Es una contradicción más: el escritor introvertido, más solo y más encerrado en sí mismo a causa de la ceguera, descubre que tiene una facilidad pasmosa para relacionarse verbalmente con otras personas. Pero el Borges escrito y el Borges oral van en muchos casos por caminos muy distintos. Las declaraciones orales del escritor argentino llegan a ser bastante caprichosas e insensatas ―con respecto al esclavismo, a la monarquía, a la democracia o a las dictaduras―. Su apoyo a los regímenes de Videla y de Pinochet son ejemplos bastante significativos de estas declaraciones. Esta contradicción hará que Borges se convierta en un intelectual tremendamente controvertido, Es el modelo estético de escritores de todo el mundo, pero al mismo tiempo se pone en duda como paradigma ético. Algunos no se lo perdonarán, otros sabrán quedarse con lo aprovechable. Borges, en cualquier caso, siempre jugará a la ambigüedad ―declarándose anarquista y conservador―.
Poco a poco se fue convirtiendo en un auténtico fenómeno publicitario. Su leyenda fue creciendo y extendiéndose por todo el mundo, y se convirtió en uno de los símbolos de la llamada cultura posmoderna. Con motivos o sin ellos se fue creando el mito; y hoy en día, tanto seguidores como detractores del autor argentino tienen que reconocer que se ha convertido en uno de los escritores fundamentales de la literatura fantástica y del siglo XX. Hacer una descripción pormenorizada de una figura de tales dimensiones sobrepasa con creces las posibilidades de un simple estudio o de una mera biografía.

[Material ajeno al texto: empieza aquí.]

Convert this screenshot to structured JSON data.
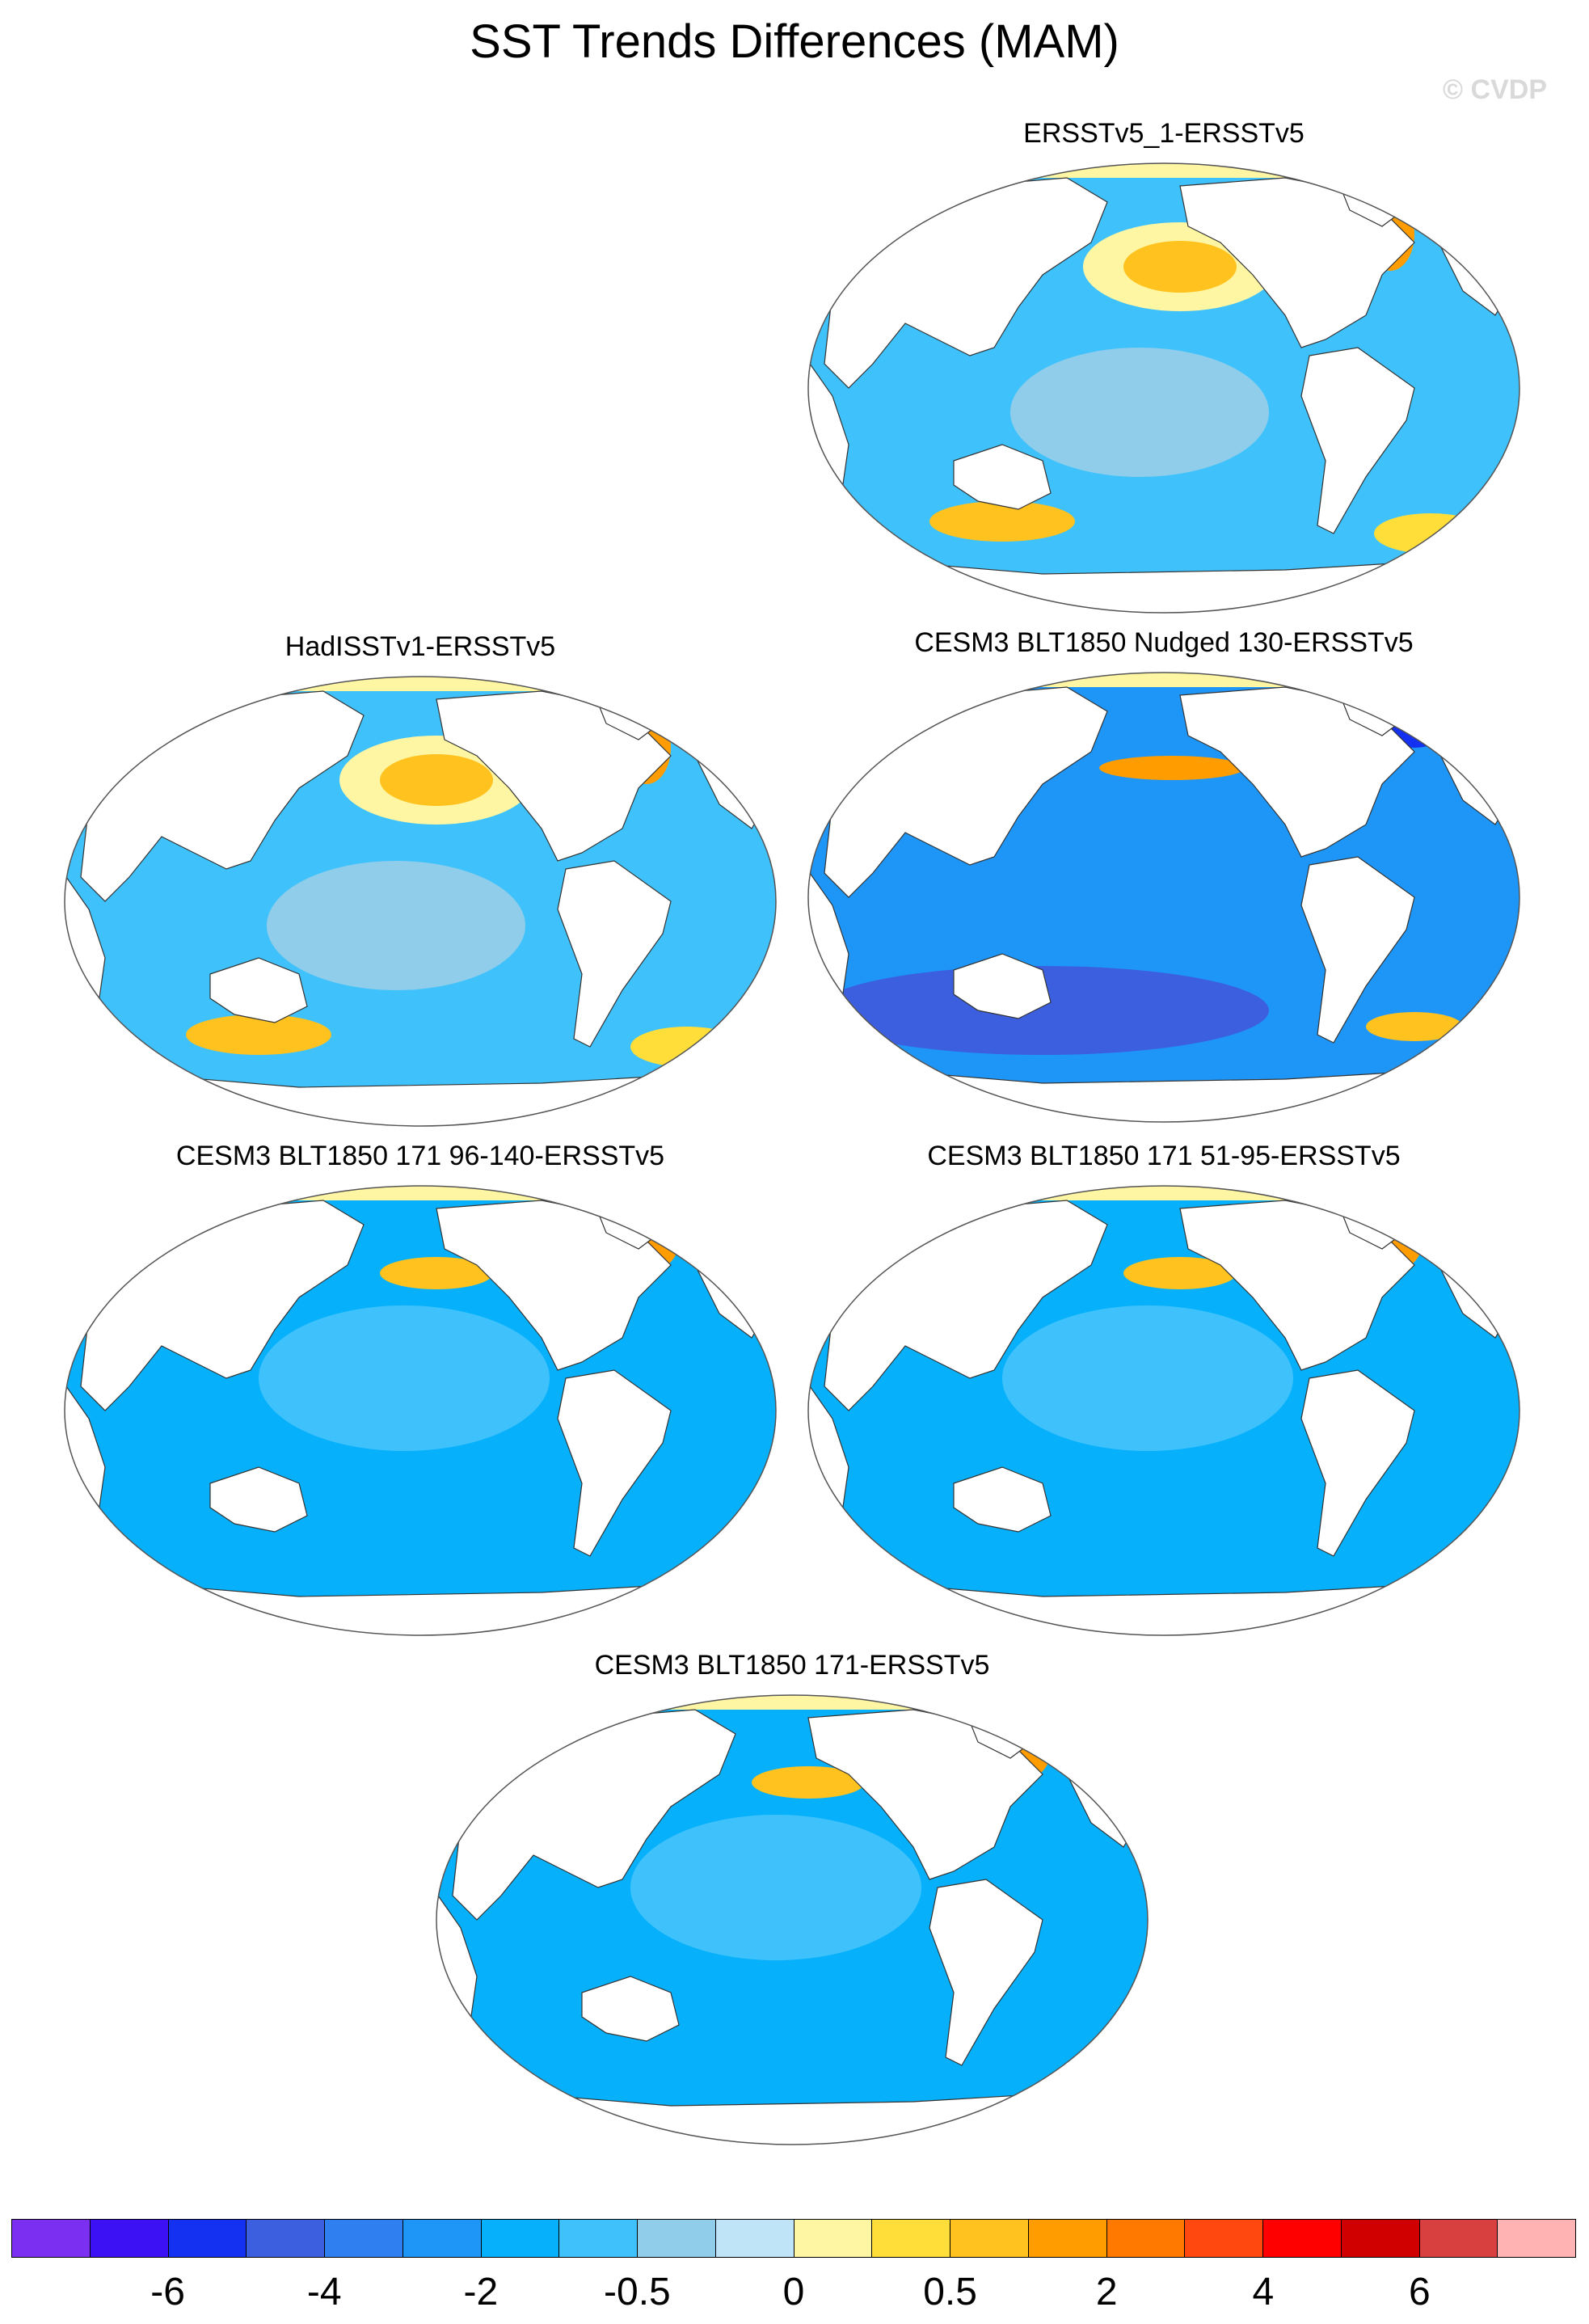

La obra de Volodia es tremendamente ambiciosa, y al mismo tiempo es muy minuciosa y correcta. En líneas generales se ofrece una visión lo suficientemente profunda de Borges como para hacerse una idea bastante exacta de lo que fue el personaje y su obra. Una recomendación bastante digna tanto para los mitómanos enamorados como para los curiosos que se acercan por primera vez a la obra del vate ciego.